Incidentally, I noticed today that Bloomberg seemed to be running an OSTK ad about every 15 minutes. I'll admit I don't watch much TV outside market hours and have no idea whether this is reflective of overall advertising trends, but this limited datapoint suggests that Byrne may have turned the "marketing expense"spigot back on.

One of the things I agree with Cramer about is that word-of-mouth no longer cuts it online. Building and maintaining an online business is requiring ongoing advertising dollars.

bob obrien said...

Huh? Misrepresenting myself on conference calls? When did I do that?

Specifically?

Point to the area of the transcript for us all where I misrepresented myself.

Or did you just make that up?

The funny thing is, how does anyone even know if that was "me?" Versus a stand-in, or a buddy, or one of my helpers, or Bob 2, 3 or 4?

You don't.

You don't know if the video shadow was me or the camera man or a 45 year old Vietnamese woman or the cab driver.
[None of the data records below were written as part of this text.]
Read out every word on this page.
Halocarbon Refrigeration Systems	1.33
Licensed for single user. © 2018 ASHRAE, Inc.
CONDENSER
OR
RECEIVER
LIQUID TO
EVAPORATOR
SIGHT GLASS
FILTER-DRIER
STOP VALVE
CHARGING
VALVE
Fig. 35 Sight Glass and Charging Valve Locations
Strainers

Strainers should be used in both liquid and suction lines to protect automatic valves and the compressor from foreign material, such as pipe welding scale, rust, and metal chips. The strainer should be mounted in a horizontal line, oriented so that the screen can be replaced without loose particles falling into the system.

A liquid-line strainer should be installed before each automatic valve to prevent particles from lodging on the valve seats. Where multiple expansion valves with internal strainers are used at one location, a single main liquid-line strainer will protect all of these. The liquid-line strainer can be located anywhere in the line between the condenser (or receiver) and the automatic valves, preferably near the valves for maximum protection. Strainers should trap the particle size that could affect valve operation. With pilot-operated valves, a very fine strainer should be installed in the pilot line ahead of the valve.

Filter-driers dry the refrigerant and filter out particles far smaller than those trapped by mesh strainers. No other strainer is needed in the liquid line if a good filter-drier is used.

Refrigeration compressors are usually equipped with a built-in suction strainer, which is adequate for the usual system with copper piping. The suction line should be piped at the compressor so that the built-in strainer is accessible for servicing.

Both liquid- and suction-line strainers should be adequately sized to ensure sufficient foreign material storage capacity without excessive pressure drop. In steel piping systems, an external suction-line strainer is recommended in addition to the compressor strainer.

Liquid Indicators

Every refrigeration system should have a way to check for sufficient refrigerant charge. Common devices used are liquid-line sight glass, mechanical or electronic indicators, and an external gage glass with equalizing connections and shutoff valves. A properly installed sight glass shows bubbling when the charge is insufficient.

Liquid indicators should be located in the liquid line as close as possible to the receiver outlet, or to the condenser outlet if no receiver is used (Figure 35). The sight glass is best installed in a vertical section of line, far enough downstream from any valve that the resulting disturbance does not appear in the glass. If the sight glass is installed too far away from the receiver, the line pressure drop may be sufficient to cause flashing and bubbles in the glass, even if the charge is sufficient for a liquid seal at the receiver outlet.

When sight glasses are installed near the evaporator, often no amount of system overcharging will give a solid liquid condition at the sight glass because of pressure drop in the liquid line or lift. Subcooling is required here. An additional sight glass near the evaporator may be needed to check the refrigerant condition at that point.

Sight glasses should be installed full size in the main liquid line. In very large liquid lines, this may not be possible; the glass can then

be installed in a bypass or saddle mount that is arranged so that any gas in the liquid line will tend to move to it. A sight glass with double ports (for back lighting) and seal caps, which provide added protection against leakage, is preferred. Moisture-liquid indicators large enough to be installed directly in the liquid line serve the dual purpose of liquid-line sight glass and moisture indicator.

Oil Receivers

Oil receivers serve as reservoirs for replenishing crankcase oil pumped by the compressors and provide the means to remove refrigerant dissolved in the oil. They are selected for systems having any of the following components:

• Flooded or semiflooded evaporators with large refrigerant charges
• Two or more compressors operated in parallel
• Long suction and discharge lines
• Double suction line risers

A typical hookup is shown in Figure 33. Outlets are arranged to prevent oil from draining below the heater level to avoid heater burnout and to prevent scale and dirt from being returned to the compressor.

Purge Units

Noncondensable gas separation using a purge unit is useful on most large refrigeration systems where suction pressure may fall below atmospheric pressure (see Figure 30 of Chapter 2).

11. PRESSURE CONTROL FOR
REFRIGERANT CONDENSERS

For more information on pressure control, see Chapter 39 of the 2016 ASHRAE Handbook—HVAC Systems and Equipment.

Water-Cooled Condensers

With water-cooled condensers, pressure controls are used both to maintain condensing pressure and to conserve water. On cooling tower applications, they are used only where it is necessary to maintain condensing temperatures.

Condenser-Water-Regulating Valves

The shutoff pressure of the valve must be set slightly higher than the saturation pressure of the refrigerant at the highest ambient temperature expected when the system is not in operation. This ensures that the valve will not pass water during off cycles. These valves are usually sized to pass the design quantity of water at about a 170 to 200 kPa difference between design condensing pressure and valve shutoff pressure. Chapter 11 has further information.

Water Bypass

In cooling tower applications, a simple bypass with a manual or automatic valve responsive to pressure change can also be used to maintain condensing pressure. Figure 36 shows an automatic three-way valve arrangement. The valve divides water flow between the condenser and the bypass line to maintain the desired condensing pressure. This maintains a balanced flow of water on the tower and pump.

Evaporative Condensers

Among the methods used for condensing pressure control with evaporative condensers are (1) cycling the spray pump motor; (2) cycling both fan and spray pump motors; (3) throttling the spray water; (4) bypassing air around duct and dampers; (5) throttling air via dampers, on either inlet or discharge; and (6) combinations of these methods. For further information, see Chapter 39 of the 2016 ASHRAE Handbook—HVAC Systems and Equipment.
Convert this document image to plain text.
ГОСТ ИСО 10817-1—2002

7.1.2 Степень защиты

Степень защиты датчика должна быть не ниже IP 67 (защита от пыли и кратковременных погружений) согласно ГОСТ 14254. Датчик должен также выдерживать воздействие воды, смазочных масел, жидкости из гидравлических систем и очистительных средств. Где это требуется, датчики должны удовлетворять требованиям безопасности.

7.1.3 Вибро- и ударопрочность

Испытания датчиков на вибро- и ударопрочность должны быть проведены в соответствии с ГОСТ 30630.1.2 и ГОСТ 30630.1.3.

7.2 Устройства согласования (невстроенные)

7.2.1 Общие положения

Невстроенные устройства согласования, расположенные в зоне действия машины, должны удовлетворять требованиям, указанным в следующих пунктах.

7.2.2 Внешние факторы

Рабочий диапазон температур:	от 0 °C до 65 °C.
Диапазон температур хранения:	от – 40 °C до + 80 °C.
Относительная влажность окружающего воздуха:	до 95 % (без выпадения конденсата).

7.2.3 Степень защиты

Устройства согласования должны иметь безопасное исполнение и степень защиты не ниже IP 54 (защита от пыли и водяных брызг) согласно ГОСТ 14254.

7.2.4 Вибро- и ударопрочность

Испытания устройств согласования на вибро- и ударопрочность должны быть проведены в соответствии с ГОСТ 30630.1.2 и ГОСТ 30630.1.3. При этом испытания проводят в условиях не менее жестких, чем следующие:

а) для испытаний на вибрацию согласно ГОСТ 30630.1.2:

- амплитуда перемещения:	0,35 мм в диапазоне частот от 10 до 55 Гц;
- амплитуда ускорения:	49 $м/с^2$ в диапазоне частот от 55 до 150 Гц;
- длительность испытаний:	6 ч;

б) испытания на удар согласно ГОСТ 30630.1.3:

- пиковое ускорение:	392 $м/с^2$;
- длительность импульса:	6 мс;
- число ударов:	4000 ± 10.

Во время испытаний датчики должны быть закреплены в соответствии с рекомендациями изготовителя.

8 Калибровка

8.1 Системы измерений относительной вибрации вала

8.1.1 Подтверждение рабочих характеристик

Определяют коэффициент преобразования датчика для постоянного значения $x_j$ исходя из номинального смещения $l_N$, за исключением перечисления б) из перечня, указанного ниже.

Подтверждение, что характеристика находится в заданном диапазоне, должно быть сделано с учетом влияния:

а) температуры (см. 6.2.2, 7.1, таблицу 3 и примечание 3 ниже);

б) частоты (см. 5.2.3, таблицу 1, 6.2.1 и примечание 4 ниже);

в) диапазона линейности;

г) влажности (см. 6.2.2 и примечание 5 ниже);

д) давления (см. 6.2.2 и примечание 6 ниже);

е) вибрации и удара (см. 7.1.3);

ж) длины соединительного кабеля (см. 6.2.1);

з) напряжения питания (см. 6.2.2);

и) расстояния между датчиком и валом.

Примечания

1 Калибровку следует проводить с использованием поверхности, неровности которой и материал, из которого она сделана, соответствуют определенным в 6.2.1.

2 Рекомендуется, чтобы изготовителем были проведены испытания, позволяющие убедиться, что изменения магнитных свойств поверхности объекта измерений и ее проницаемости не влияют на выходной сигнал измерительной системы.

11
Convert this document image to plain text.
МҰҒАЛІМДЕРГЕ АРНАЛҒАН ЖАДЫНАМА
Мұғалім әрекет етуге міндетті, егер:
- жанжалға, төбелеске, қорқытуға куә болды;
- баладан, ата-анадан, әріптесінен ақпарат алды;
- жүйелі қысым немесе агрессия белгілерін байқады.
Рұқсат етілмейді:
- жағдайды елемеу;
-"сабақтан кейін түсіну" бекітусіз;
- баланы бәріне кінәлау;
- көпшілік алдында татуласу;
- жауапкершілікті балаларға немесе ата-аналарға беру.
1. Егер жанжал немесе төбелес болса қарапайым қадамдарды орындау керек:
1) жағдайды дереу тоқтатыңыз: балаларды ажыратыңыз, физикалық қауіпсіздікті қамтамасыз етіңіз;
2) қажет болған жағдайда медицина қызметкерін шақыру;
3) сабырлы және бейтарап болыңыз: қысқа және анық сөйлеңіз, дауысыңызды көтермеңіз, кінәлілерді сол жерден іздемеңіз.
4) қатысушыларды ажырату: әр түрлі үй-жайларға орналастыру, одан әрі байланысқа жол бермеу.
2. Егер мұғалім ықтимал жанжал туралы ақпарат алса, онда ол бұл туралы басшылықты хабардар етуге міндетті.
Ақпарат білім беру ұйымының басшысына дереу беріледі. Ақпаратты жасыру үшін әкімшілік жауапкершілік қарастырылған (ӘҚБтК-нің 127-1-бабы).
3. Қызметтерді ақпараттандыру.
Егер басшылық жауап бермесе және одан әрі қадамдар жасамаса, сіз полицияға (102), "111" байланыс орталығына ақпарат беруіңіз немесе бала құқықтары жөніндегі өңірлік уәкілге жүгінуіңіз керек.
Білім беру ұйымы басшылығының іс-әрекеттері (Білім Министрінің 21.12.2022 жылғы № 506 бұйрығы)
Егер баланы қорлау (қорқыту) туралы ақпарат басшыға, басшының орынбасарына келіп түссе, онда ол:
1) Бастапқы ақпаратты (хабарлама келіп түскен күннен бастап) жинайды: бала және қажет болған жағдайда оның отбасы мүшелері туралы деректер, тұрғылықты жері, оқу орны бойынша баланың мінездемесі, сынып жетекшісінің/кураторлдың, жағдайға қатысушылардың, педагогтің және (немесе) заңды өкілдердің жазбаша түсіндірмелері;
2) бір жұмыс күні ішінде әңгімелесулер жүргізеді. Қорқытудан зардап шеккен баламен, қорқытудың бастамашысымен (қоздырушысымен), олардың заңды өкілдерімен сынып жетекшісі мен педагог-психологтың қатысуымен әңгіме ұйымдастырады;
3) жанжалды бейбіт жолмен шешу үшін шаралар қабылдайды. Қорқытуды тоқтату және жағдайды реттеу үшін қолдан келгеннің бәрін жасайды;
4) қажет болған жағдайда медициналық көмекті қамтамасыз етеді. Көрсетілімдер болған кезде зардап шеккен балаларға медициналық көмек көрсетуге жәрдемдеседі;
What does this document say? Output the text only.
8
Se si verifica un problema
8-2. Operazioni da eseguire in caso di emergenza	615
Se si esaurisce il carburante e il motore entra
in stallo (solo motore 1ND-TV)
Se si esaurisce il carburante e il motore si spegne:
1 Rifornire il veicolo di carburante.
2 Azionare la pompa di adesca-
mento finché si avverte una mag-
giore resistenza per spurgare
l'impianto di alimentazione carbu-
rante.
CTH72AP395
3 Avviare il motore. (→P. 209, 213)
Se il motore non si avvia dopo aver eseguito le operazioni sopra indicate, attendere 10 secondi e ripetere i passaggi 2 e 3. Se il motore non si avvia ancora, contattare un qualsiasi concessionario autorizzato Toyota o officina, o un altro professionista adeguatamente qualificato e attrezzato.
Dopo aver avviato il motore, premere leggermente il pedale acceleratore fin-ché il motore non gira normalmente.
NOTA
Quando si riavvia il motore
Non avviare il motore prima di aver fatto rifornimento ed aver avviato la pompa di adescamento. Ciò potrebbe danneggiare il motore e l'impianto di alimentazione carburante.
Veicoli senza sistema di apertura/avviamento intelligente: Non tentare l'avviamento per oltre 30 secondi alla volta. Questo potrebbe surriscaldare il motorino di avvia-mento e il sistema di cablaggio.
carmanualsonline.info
You don't know how much my voice was altered on the call or the video, or even if it was "mine." You don't even know if there's one or three or twenty people who collectively are "Bob".

In short, you know nothing.

At least I know what I don't know.

Jeff, babe, I'll break it to you gently - figure it out. There is no Bob O'Brien. It is a nom de plume. I/we could be posting from New York or Vegas or Texas or Vancouver or Acapulco or Turks and Caicos or Tokyo. The part you are having difficulty with is that Bob O'Brien is nothing more than a virtual representation, a silhouette of a person who is taking on the bad guys.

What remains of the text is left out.